Definitions of the classification of the recommendations (A, B, C, U) and classification of the evidence (Class I through Class IV) are provided at the end of the "Major Recommendations" field.
- Carotid endarterectomy (CE) is established as effective for recently symptomatic (within previous 6 months) patients with 70 to 99% internal carotid artery (ICA) angiographic stenosis (Level A). CE should not be considered for symptomatic patients with less than 50% stenosis (Level A). CE may be considered for patients with 50 to 69% symptomatic stenosis (Level B) but the clinician should consider additional clinical and angiographic variables (Level C, see below). It is recommended that the patient have at least a 5-year life expectancy and that the perioperative stroke/death rate should be <6% for symptomatic patients (Level A). Medical management is preferred to CE for symptomatic patients with <50% stenosis (Level A).

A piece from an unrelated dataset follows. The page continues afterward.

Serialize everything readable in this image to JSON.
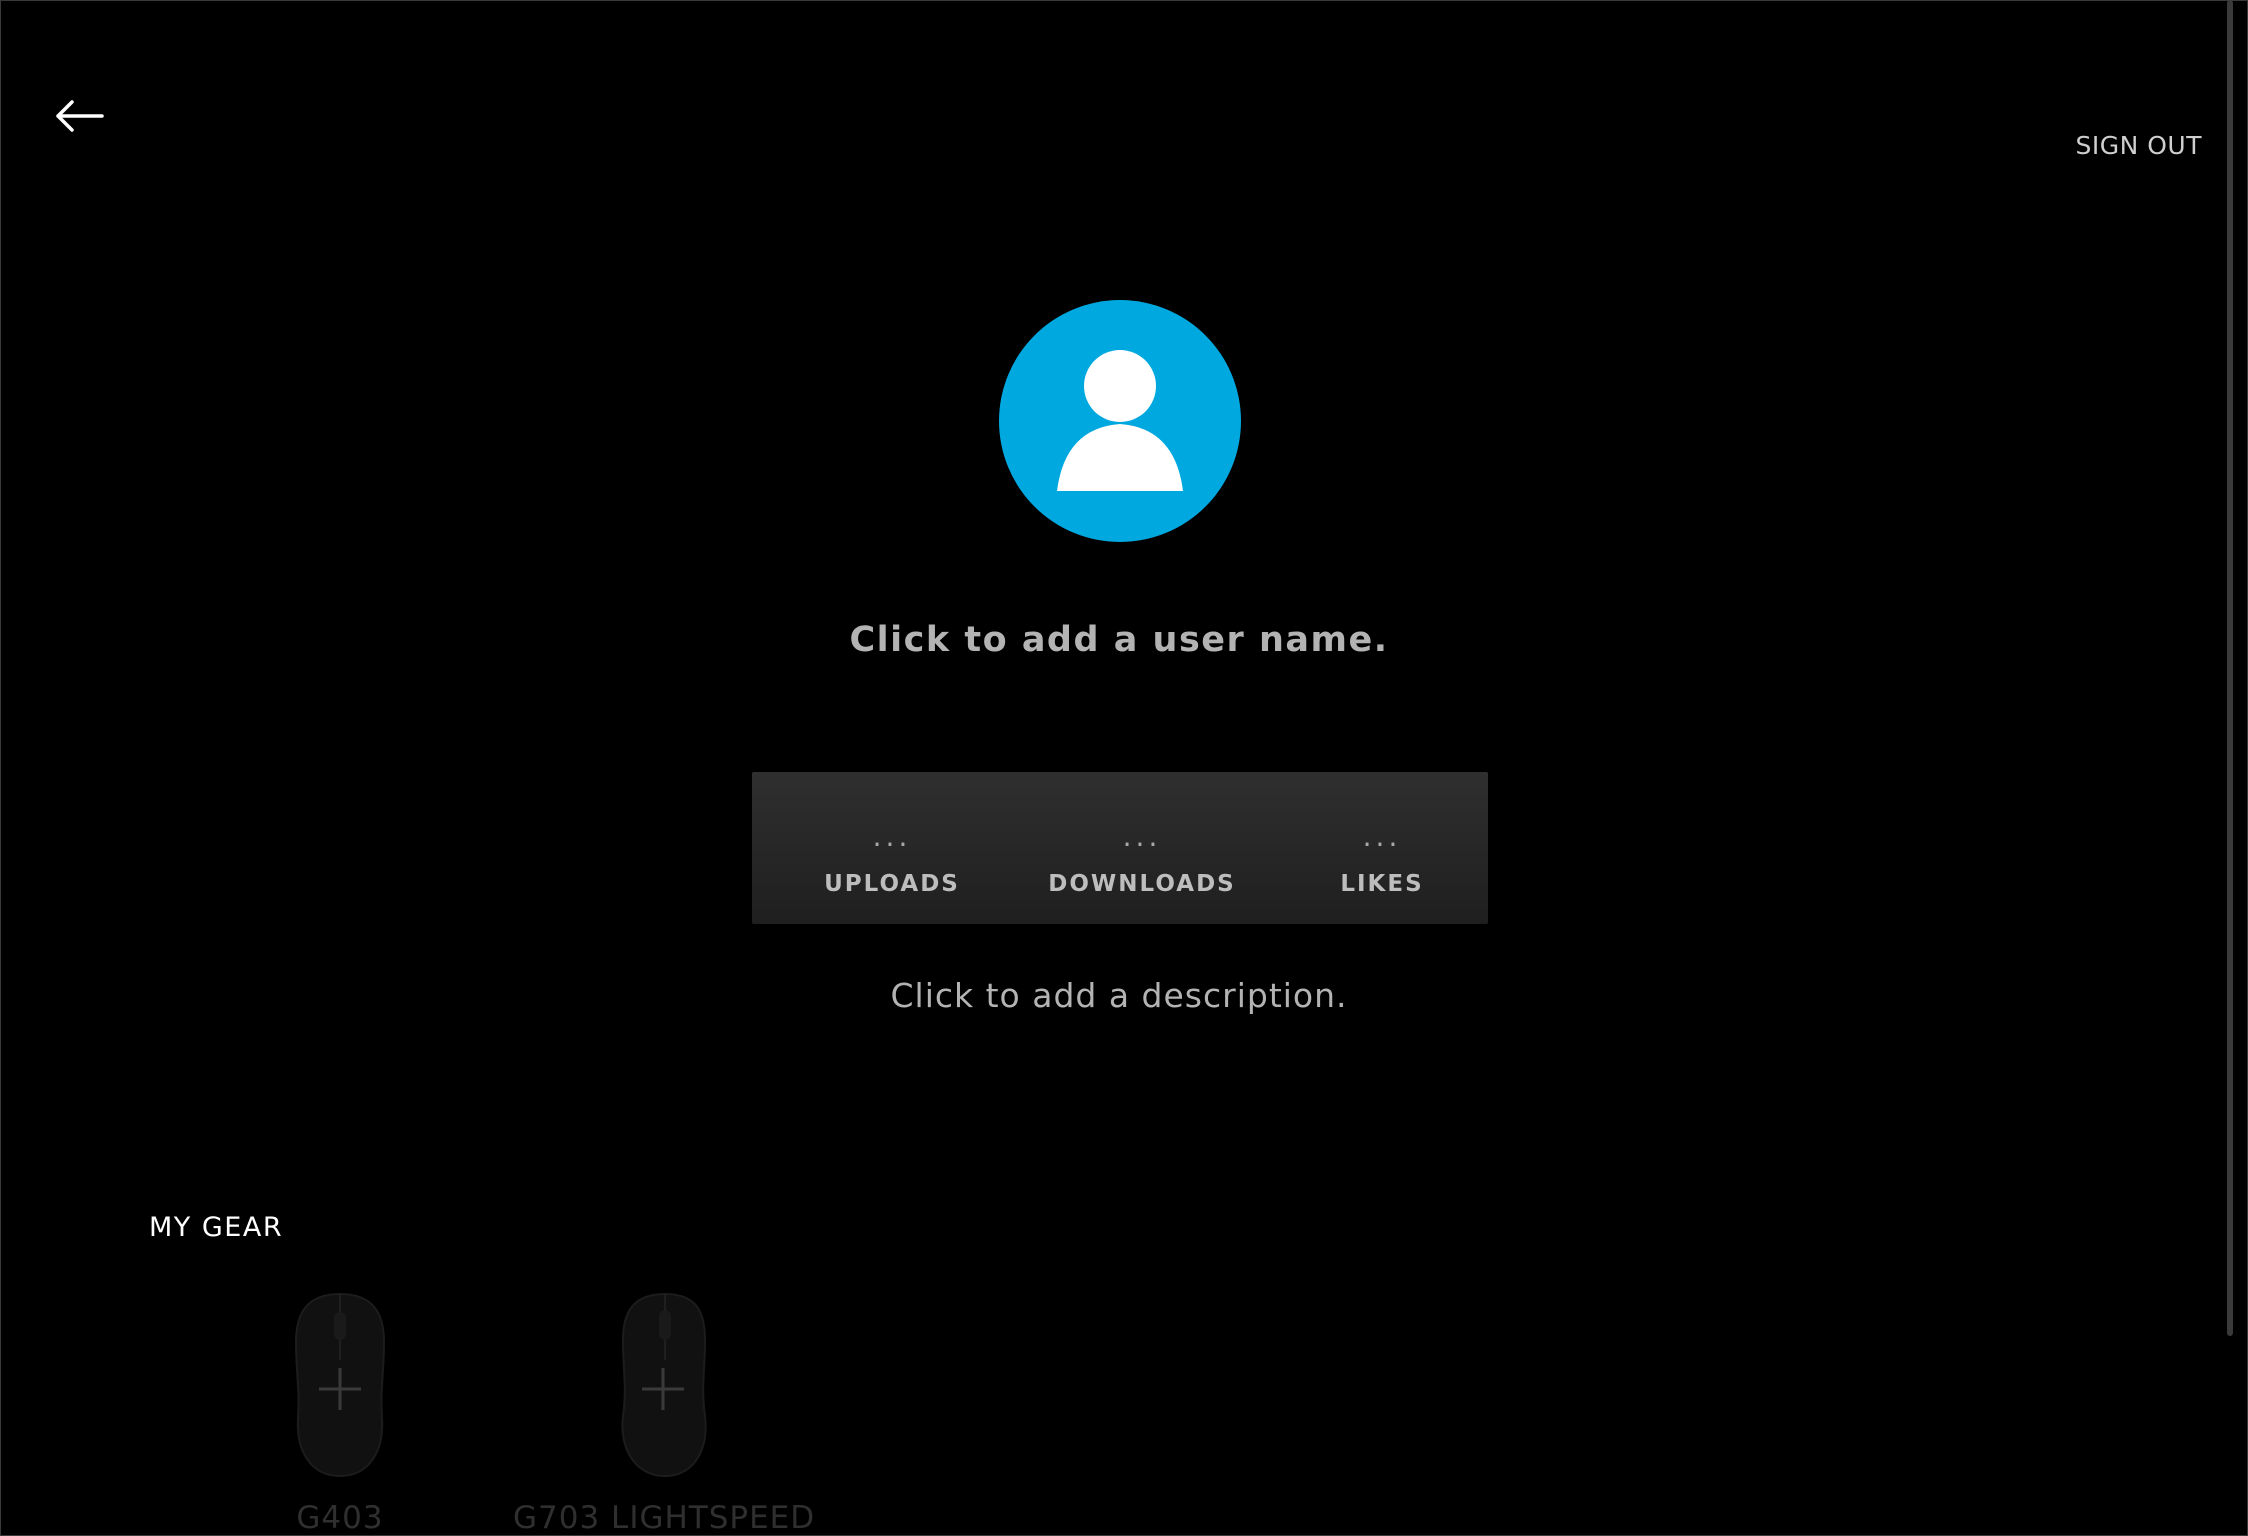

- It is reasonable to consider CE for patients between the ages of 40 and 75 years and with asymptomatic stenosis of 60 to 99% if the patient has an expected 5-year life expectancy and if the surgical stroke or death frequency can be reliably documented to be <3% (Level A). The 5-year life expectancy is important since perioperative strokes pose an up front risk to the patient and the benefit from CE emerges only after a number of years.
- No recommendation can be provided regarding the value of emergent CE in patients with a progressing neurologic deficit (Level U).
- Clinicians should consider patient variables in CE decision making. Women with 50 to 69% symptomatic stenosis did not show clear benefit in previous trials. In addition, patients with hemispheric transient ischemic attack (TIA)/stroke had greater benefit from CE than patients with retinal ischemic events (Level C). Clinicians should also consider several radiologic factors in decision making about CE. For example, contralateral occlusion erases the small benefit of CE in asymptomatic patients whereas in symptomatic patients, it is associated with increased operative risk but persistent benefit (Level C). CE for patients with angiographic near-occlusion in symptomatic patients is associated with a trend toward benefit at 2 years but not associated with a clear long-term benefit (Level C). Patients operated on within 2 weeks of their last TIA or mild stroke derive greater benefit from CE (Level C).
- Symptomatic and asymptomatic patients undergoing CE should be given aspirin (81 or 325 mg/day) prior to surgery and for at least 3 months following surgery to reduce the combined endpoint of stroke, myocardial infarction, and death (Level A). Although data are not available, it is recommended that aspirin (81 or 325 mg/day) be continued indefinitely provided that contraindications are absent. Aspirin at 650 or 1,300 mg/day is less effective in the perioperative period. The data are insufficient to recommend the use of other antiplatelet agents in the perioperative setting.
- At this time the available data are insufficient to declare either CE before or simultaneous with coronary artery bypass graft (CABG) as superior in patients with concomitant carotid and coronary artery occlusive disease (Level U).
- For patients with severe stenosis and a recent TIA or nondisabling stroke, CE should be performed without delay, preferably within 2 weeks of the patient's last symptomatic event (Level C). There is insufficient evidence to support or refute the performance of CE within 4 to 6 weeks of a recent moderate to severe stroke (Level U).
Definitions:
Classification of Evidence
Class I: Prospective, randomized, controlled clinical trial (RCT) with masked outcome assessment, in a representative population. The following are required:
- Primary outcome(s) clearly defined.
- Exclusion/inclusion criteria clearly defined.
- Adequate accounting for dropouts and crossovers with numbers sufficiently low to have minimal potential for bias.
- Relevant baseline characteristics are presented and substantially equivalent among treatment groups or there is appropriate statistical adjustment for differences.
Class II: Prospective matched group cohort study in a representative population with masked outcome assessment that meets a-d above OR a RCT in a representative population that lacks one criterion a-d.
Class III: All other controlled trials (including well-defined natural history controls or patients serving as own controls) in a representative population, where outcome is independently assessed, or independently derived by objective outcome measurement.
Class IV: Evidence from uncontrolled studies, case series, case reports, or expert opinion.
Classification of Recommendation
A = Established as effective, ineffective, or harmful for the given condition in the specified population. (Level A rating requires at least two consistent Class I studies.)
B = Probably effective, ineffective, or harmful for the given condition in the specified population. (Level B rating requires at least one Class I study or at least two consistent Class II studies.)
C = Possibly effective, ineffective, or harmful for the given condition in the specified population. (Level C rating requires at least one Class II study or two consistent Class III studies.)
U = Data inadequate or conflicting; given current knowledge, treatment is unproven.